I am working on the following exercise for an introductory Real Analysis course.

Suppose that $x_0 \geq 2$ and $x_n = 2 + \sqrt{x_{n-1}-2}$ for $n \in \mathbb{N}$. Use the Monotone Convergence Theorem to prove that either $\lim_{n \to \infty}x_n=2$ or $3$ or $\infty$.

I need some help to move in the right direction. I'll start with what I know so far. My first approach was to break the question into different cases.
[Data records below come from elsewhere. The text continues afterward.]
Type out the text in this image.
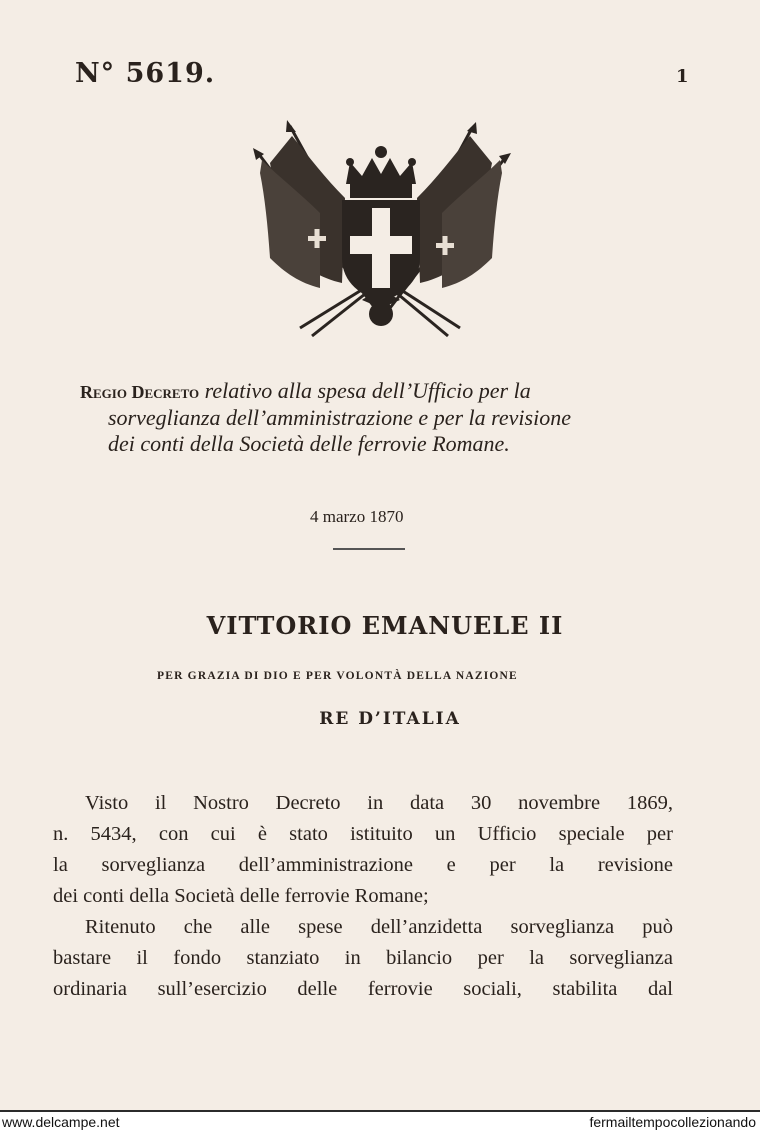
N° 5619.	1
Regio Decreto relativo alla spesa dell’Ufficio per la
sorveglianza dell’amministrazione e per la revisione
dei conti della Società delle ferrovie Romane.
4 marzo 1870
VITTORIO EMANUELE II
PER GRAZIA DI DIO E PER VOLONTÀ DELLA NAZIONE
RE D’ITALIA
Visto il Nostro Decreto in data 30 novembre 1869,
n. 5434, con cui è stato istituito un Ufficio speciale per
la sorveglianza dell’amministrazione e per la revisione
dei conti della Società delle ferrovie Romane;
Ritenuto che alle spese dell’anzidetta sorveglianza può
bastare il fondo stanziato in bilancio per la sorveglianza
ordinaria sull’esercizio delle ferrovie sociali, stabilita dal
www.delcampe.net	fermailtempocollezionando
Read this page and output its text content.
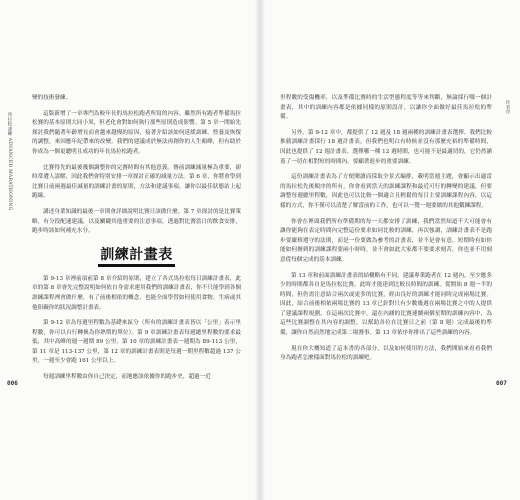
馬拉松訓練 ADVANCED MARATHONING

變的技術發練。

這版新增了一章專門為較年長的馬拉松跑者所寫的內容。雖然所有跑者準備馬拉松賽的基本原則大同小異，但老化會對如何執行那些原則造成影響。第 5 章一開始先探討我們隨著年齡增長而會越來越慢的原因，接著介紹該如何延緩訓練、營養及恢復的調整，來因應年紀帶來的改變。我們的建議成於無法再創你的人生顛峰，但有助於你成為一個更聰明且成功的年長馬拉松跑者。

比賽得先的最後幾個調整你的完賽時間有其他意義。賽前訓練減量極為重要，卻時常遭人誤解，因此我們會特別安排一章探討正確的減量方法。第 6 章，你將會學到比賽日前兩週最佳減量的訓練計畫的原則，方法和建議事項。讓你以最佳狀態站上起跑線。

講述身業知識的最後一章則會詳細說明比賽日該做什麼。第 7 章探討的是比賽策略，有分段配速建議，以及關鍵其他重要的注意事項。透過對比賽當日的飲食安排，跑步時該如何補充水分。

訓練計畫表

第 9-13 章裡前項前第 8 章介紹的原則，建立了各式馬拉松每日訓練計畫表，此章的第 8 章會先完整說明如何依自身需求運用我們的訓練計畫表，你不只能學到各個訓練課程裡會做什麼，有了前後相依的概念，也能全面學習如何使用食物、生病或其他阻礙你的狀況調整計畫表。

第 9-12 章為每週里程數為基礎來區分（所有的訓練計畫表皆以「公里」表示里程數，你可以自行轉換為你熟慣的單位）。第 9 章訓練計畫表每週總里程數的要求最低，其中高峰的週一週期 89 公里。第 10 章的訓練計畫表一週期為 89-113 公里，第 11 章是 113-137 公里，第 12 章的訓練計畫表則是每週一期里程數超過 137 公里，一週至少會跑 161 公里以上。

每週訓練里程數由你自己決定，而地應該依據你的跑步史，超過一近

006

里程數的受傷機率，以及準備比賽時的生活型態程度等等來判斷，無論採行哪一個計畫表，其中的訓練內容都是依據同樣的原則設計，以讓你全面做好最佳馬拉松的準備。

另外，第 9-12 章中，都提供了 12 週及 18 週兩種的訓練計畫表選擇。我們比較推薦訓練計畫採行 18 週計畫表，但我們也明白有時候並沒有那麼充裕的準備時間，因此也提供了 12 週計畫表。選擇哪一種 12 週時間，也可能不是最適切的，它仍然涵蓋了一切在相對短的時間內，要顧著進步的重要訓練。

這份訓練計畫表為了方便閱讀而採取全景式編排，載明當週主題，會顯示出適當的馬拉松先後順序的所有，你會看到當天的訓練課程和最近可行的轉變的建議，但要調整每週總里程數，因此也可以比較一個適合且輕鬆的每日主要訓練課程內容，以這樣的方式，你不僅可以清楚了解當前的工作，也可以一覽一週要做的其他鍛鍊課程。

你會在裡頭我們所有準備期的每一天都安排了訓練，我們當然知道不大可能會有讓你能夠在表定時間內完整這份要求如同比較的訓練，再次強調，訓練計畫表不是跑步要嚴格遵守的法則，而是一份要做為參考的計畫表，並不是會有意，短期時有如你能如何辦到的訓練課程要兩小時時，並不會如此大家都不要要求刻苦，你也並不用刻意從每個完成的基本訓練。

第 13 章和前面訓練計畫表的結構略有不同，建議專業跑者在 12 週內，至少應多少的時間都各自是馬拉松比賽，此時才能達到比較長時間的訓練，從開始 8 週一半的時間，但仍需注意結合兩次或更多的比賽，經由良好的訓練才能同時完成兩場比賽。因此，結合前後相依兩場比賽的 13 章已針對只有少數幾週在兩場比賽之中的人提供了建議課程規劃，在這兩次比賽中，還在內涵的比賽連續兩個星期的訓練內容中，為這些比賽調整在其內容的調整，以幫助各位在比賽日之前（第 8 週）完成最後的準備，讓你自然而然地完成第二場賽事。第 13 章依序你排出了這些訓練的內容。

現在你大概知道了這本書的各部分，以及如何使用的方法，我們開始來看看我們身為跑者怎麼樣面對馬拉松的訓練吧。

作者序
007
I've found that if $x_0=2$, then $x_n =2$ for all $n \in \mathbb{N}$. So, if this is the case, the series is neither decreasing nor increasing? Furthermore, I've found that if $x_0 = 3$ then $x_n =3$ for all $n \in \mathbb{N}$. For $2 < x_0 < 3$, the series is monotone increasing, and converges to $3$. For $x_0 >3$, the series is monotone decreasing and converges to $3$. You will notice none of the cases I've given result in $\lim_{n \to \infty}x_n= \infty$. I have not proven any of the above.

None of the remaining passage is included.